A 24th psoriasis patient has received KY1005-CT01 in a Phase 1 clinical trial of the treatment designed to fight the autoimmune disorder affecting the skin and other organs.
KY1005 has the potential to treat several autoimmune disorders, including inflammatory bowel disease, or IBD. An autoimmune disease is one in which the immune system, whose job is to defend against invaders, attacks the body’s healthy cells instead.
Kymab designed KY1005 to block the activation of OX40, a protein that lengthens T-cells’ immune response, which fosters autoimmune diseases. T-cells are a type of white blood cell.
KY1005, a human monoclonal antibody, brings the immune system back into balance, restoring the healthy organ function that the autoimmune disorder disrupted. One of its advantages is that it focuses specifically on autoimmune activity, in contrast with therapies that have broader effects, including undesirable ones.
The trial will evaluate the safety of KY1005, and participants’ ability to tolerate it. Researchers will test several doses. The patients in the study will have mild to moderate forms of psoriasis.
“I am delighted that we have reached another important milestone for Kymab,” Professor Allan Bradley, Kymab’s chief medical officer, said in a press release. “Since our foundation [founding] only seven years ago, we have generated a number of best-in-class drug candidates using our exquisite antibody platform.” The company developed the platform “to contain the entire repertoire of human antibodies, making it the most comprehensive antibody development platform available.”
One study that Kymab arranged showed that KY1005 reduced the level of the immune response that causes acute graft versus host disease (GvHD), a frequent and potentially fatal complication of bone marrow transplants. Dr. Leslie Kean, associate director of the Ben Towne Center for Childhood Cancer Research at Seattle Children’s Research Institute, led that project.
A combination of KY1005 and a therapy that had failed to stop GvHD on its own prevented signs of the disease from developing. The results suggested that KY1005 can play an important role in treating immune diseases.

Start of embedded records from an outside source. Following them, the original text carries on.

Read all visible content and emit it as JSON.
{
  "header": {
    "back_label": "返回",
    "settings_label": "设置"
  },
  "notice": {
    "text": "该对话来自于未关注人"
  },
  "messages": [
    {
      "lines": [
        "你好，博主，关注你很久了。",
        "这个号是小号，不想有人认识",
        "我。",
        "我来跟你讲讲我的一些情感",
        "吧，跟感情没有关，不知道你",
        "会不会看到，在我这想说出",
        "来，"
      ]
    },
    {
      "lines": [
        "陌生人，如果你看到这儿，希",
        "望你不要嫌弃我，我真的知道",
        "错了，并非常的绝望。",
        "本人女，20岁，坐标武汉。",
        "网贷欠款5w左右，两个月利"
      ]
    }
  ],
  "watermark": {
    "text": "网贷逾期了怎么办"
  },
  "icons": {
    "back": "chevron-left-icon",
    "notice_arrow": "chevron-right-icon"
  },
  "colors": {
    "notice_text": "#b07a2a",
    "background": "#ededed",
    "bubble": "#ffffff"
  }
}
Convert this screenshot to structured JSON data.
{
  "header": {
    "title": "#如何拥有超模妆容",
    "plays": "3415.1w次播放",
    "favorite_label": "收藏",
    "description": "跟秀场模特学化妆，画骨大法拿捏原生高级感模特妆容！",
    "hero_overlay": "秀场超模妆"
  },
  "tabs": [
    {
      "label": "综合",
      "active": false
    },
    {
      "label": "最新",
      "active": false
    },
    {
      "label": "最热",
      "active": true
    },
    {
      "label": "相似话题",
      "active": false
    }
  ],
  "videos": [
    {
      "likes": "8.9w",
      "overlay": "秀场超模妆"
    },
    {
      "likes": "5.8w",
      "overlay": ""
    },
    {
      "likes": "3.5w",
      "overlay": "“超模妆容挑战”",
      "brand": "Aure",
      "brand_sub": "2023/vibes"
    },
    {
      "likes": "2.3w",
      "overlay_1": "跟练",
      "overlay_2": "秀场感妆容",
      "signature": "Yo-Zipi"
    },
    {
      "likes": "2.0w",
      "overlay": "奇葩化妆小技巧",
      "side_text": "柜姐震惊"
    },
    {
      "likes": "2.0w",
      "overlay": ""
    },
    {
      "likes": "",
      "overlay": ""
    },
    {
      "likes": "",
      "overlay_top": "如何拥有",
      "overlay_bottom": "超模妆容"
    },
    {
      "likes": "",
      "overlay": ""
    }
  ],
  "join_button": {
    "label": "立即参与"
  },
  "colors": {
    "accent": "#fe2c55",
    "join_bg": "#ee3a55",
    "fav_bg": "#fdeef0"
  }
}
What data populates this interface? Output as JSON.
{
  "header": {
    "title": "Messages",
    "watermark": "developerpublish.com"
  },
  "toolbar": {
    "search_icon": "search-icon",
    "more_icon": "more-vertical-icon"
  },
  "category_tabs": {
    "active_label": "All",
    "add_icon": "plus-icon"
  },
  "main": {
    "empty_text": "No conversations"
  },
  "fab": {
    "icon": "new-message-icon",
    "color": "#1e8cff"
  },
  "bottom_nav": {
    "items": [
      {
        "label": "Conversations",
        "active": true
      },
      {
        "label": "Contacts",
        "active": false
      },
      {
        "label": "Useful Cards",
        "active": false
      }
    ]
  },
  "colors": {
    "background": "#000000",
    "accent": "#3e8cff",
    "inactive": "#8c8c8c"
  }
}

“KY1005 is the first of a series of products we are developing focused on autoimmune diseases, immune-oncology, hematology [blood diseases] and infectious disease,” said Dr. David Chiswell, Kymab’s CEO.
“This, the first of what will be a steady stream of clinical trials, is an important step towards realizing our vision,” he said. “Indeed, the potential of KY1005 is such that, on its own, it could treat a number of immune and inflammatory disorders. We are confident that this will be the first of several trials on this antibody alone.”